Por: Jonas | 20 Mai 2015
Engenhoso. Divertido. Aprazível. Tudo isso, e outras tantas coisas, é “Los Beatles y la ciencia: de cómo la música, John, Paul, George e Ringo nos ayudan a entender la ciencia”, o livro do físico uruguaio Ernesto Blanco (foto), que foi apresentado na recente Feira do Livro. E que também tem a virtude de contar como a ciência é algo que se passa com as pessoas. Personalidades, na realidade, tão conhecidas para o mundo inteiro, que qualquer coisa que lhes ocorre desperta curiosidade (ou mal-estar talvez?), mesmo ao menos experimentado nos discursos científicos ou musicais. Pode a ciência explicar o fenômeno mundial dos Beatles? Ou, ao contrário, que contribuições Os Quatro de Liverpool deram à ciência? E também: por que “Yesterday” é uma das canções mais importantes da história? São algumas das perguntas enfrentadas por Blanco neste livro editado por Siglo Veintiuno, em sua coleção de divulgação “Ciencia que Ladra”.
Fonte: http://goo.gl/2fRlvE |
A entrevista é de Sonia Santoro, publicada por Página/12, 18-05-2015. A tradução é do Cepat.
Eis a entrevista.
Em quem ou no que se inspirou para chegar a ser um cientista?
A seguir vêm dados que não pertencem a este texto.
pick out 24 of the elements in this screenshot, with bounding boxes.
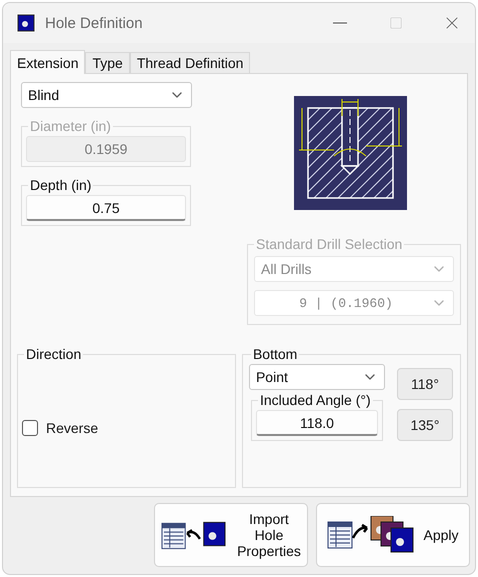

Desde o que recordo, a ciência me interessou, inicialmente a biologia, já que eu gostava muito de animais e lia enciclopédias e livros sobre eles. Nessa época, pensava em ser veterinário: não sabia que era possível ser cientista no Uruguai e, de fato, nessa época, era quase impossível. Por ler ficção científica e divulgadores da ciência, logo comecei a gostar de astronomia e física. A decisão por esse trabalho não foi tão imediata, pois ao entrar na universidade não tinha claro que no Uruguai era possível viver da ciência. De qualquer modo, a ciência estaria em minha vida, mesmo que fosse como hobby. Comecei a estudar engenharia e, paralelamente, Licenciatura em Física (como diversão) e depois, ao perceber as possibilidades de trabalho, acabei me dedicando totalmente ao que eu mais gostava, que era a ciência básica. Finalmente, pude me dedicar a uma disciplina que reúne tudo o que eu gosto: a física e os grandes animais, incluindo os fósseis do passado.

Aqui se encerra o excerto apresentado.